This man, who the news media seemed to so enjoy reminding us began as Richard Nixon’s “hatchet man” and a part of the Watergate conspiracy for which he went to prison after pleading guilty to “obstruction of justice,” became one of the greatest testimonials to the power of redemption.
In a turn-around often compared to that of the apostle Paul on the road to Damascus, Chuck Colson became as powerful in his defense of and compassion for the prisoner and the marginalized as he had once been single-minded in his political objectives. Instead of flexing the muscle of the powerful, he became the tireless advocate for the powerless.
Not only did he make good on his promise to his fellow prisoners to not forget them, he started Prison Fellowship, which changed the lives and direction of thousands of prisoners in 113 countries. He enlisted families across America to “adopt” and bring the message of hope to the children of prisoners in the tangible form of gifts at Christmas through the Angel Tree program. He founded and established the Chuck Colson Center for Christian Worldview to train, inform and equip believers to change their communities of influence because of their Christ-centered worldview.

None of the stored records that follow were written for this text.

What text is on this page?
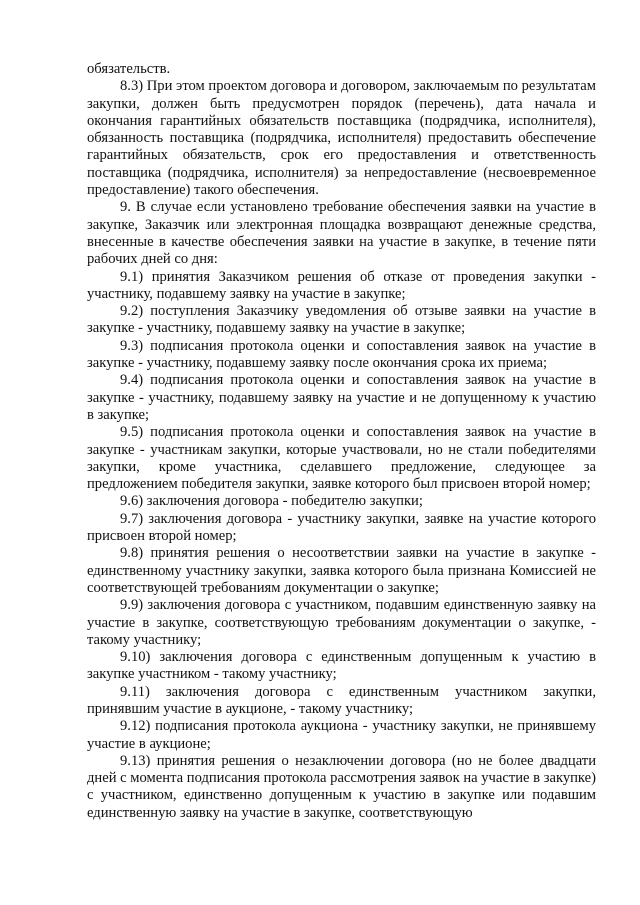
обязательств.

8.3) При этом проектом договора и договором, заключаемым по результатам закупки, должен быть предусмотрен порядок (перечень), дата начала и окончания гарантийных обязательств поставщика (подрядчика, исполнителя), обязанность поставщика (подрядчика, исполнителя) предоставить обеспечение гарантийных обязательств, срок его предоставления и ответственность поставщика (подрядчика, исполнителя) за непредоставление (несвоевременное предоставление) такого обеспечения.

9. В случае если установлено требование обеспечения заявки на участие в закупке, Заказчик или электронная площадка возвращают денежные средства, внесенные в качестве обеспечения заявки на участие в закупке, в течение пяти рабочих дней со дня:

9.1) принятия Заказчиком решения об отказе от проведения закупки - участнику, подавшему заявку на участие в закупке;

9.2) поступления Заказчику уведомления об отзыве заявки на участие в закупке - участнику, подавшему заявку на участие в закупке;

9.3) подписания протокола оценки и сопоставления заявок на участие в закупке - участнику, подавшему заявку после окончания срока их приема;

9.4) подписания протокола оценки и сопоставления заявок на участие в закупке - участнику, подавшему заявку на участие и не допущенному к участию в закупке;

9.5) подписания протокола оценки и сопоставления заявок на участие в закупке - участникам закупки, которые участвовали, но не стали победителями закупки, кроме участника, сделавшего предложение, следующее за предложением победителя закупки, заявке которого был присвоен второй номер;

9.6) заключения договора - победителю закупки;

9.7) заключения договора - участнику закупки, заявке на участие которого присвоен второй номер;

9.8) принятия решения о несоответствии заявки на участие в закупке - единственному участнику закупки, заявка которого была признана Комиссией не соответствующей требованиям документации о закупке;

9.9) заключения договора с участником, подавшим единственную заявку на участие в закупке, соответствующую требованиям документации о закупке, - такому участнику;

9.10) заключения договора с единственным допущенным к участию в закупке участником - такому участнику;

9.11) заключения договора с единственным участником закупки, принявшим участие в аукционе, - такому участнику;

9.12) подписания протокола аукциона - участнику закупки, не принявшему участие в аукционе;

9.13) принятия решения о незаключении договора (но не более двадцати дней с момента подписания протокола рассмотрения заявок на участие в закупке) с участником, единственно допущенным к участию в закупке или подавшим единственную заявку на участие в закупке, соответствующую
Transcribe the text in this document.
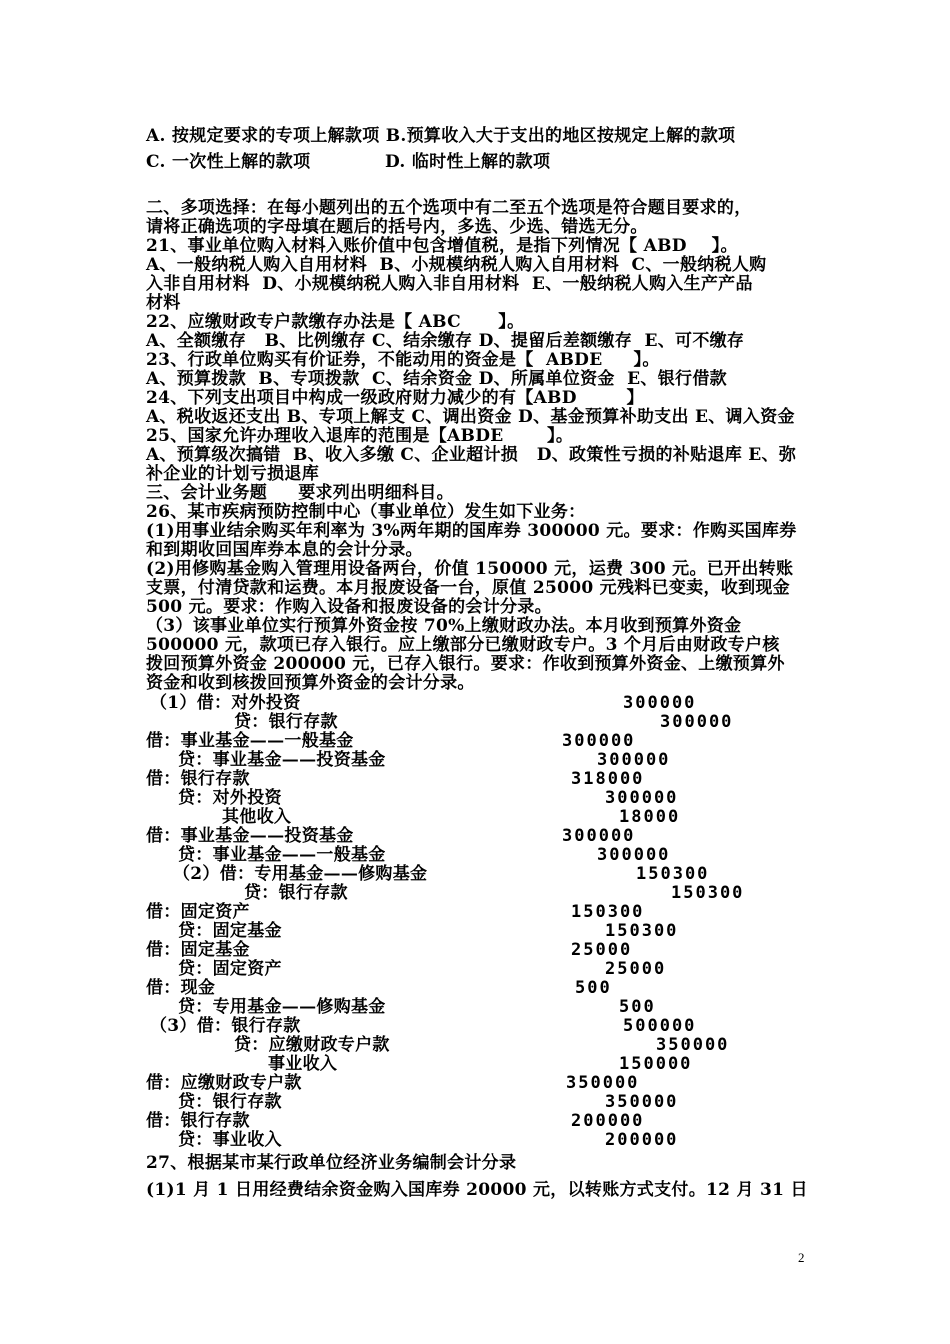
A. 按规定要求的专项上解款项 B.预算收入大于支出的地区按规定上解的款项
C. 一次性上解的款项            D. 临时性上解的款项
二、多项选择：在每小题列出的五个选项中有二至五个选项是符合题目要求的，
请将正确选项的字母填在题后的括号内，多选、少选、错选无分。
21、事业单位购入材料入账价值中包含增值税，是指下列情况【 ABD    】。
A、一般纳税人购入自用材料  B、小规模纳税人购入自用材料  C、一般纳税人购
入非自用材料  D、小规模纳税人购入非自用材料  E、一般纳税人购入生产产品
材料
22、应缴财政专户款缴存办法是【 ABC      】。
A、全额缴存   B、比例缴存 C、结余缴存 D、提留后差额缴存  E、可不缴存
23、行政单位购买有价证券，不能动用的资金是【  ABDE     】。
A、预算拨款  B、专项拨款  C、结余资金 D、所属单位资金  E、银行借款
24、下列支出项目中构成一级政府财力减少的有【ABD        】
A、税收返还支出 B、专项上解支 C、调出资金 D、基金预算补助支出 E、调入资金
25、国家允许办理收入退库的范围是【ABDE       】。
A、预算级次搞错  B、收入多缴 C、企业超计损   D、政策性亏损的补贴退库 E、弥
补企业的计划亏损退库
三、会计业务题     要求列出明细科目。
26、某市疾病预防控制中心（事业单位）发生如下业务：
(1)用事业结余购买年利率为 3%两年期的国库券 300000 元。要求：作购买国库券
和到期收回国库券本息的会计分录。
(2)用修购基金购入管理用设备两台，价值 150000 元，运费 300 元。已开出转账
支票，付清贷款和运费。本月报废设备一台，原值 25000 元残料已变卖，收到现金
500 元。要求：作购入设备和报废设备的会计分录。
（3）该事业单位实行预算外资金按 70%上缴财政办法。本月收到预算外资金
500000 元，款项已存入银行。应上缴部分已缴财政专户。3 个月后由财政专户核
拨回预算外资金 200000 元，已存入银行。要求：作收到预算外资金、上缴预算外
资金和收到核拨回预算外资金的会计分录。
（1）借：对外投资	300000
贷：银行存款	300000
借：事业基金——一般基金	300000
贷：事业基金——投资基金	300000
借：银行存款	318000
贷：对外投资	300000
其他收入	18000
借：事业基金——投资基金	300000
贷：事业基金——一般基金	300000
（2）借：专用基金——修购基金	150300
贷：银行存款	150300
借：固定资产	150300
贷：固定基金	150300
借：固定基金	25000
贷：固定资产	25000
借：现金	500
贷：专用基金——修购基金	500
（3）借：银行存款	500000
贷：应缴财政专户款	350000
事业收入	150000
借：应缴财政专户款	350000
贷：银行存款	350000
借：银行存款	200000
贷：事业收入	200000
27、根据某市某行政单位经济业务编制会计分录
(1)1 月 1 日用经费结余资金购入国库券 20000 元，以转账方式支付。12 月 31 日
2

To us, Chuck was a deep and dear personal friend. He was a rational yet passionate voice encouraging serious Christ-followers at events like Praise Gathering for Believers, which we sponsored and hosted for 31 years. He was a leader of great personal integrity in a world where integrity is in short supply. In our opinion, he stands tall in a rare company of apologists for the faith including C.S. Lewis, G.K. Chesterton, A.W. Tozer, J.I. Packer, Evangeline Carmichael, Dorothy Day, Watchman Nee and Elton Trueblood.
We will miss our friend. This world will miss his clear voice. But the impact he made and the army of believers he made stronger by his insights will go on. Out of this legacy, may the gospel of Jesus Christ find its own strong voice in the new century and beyond.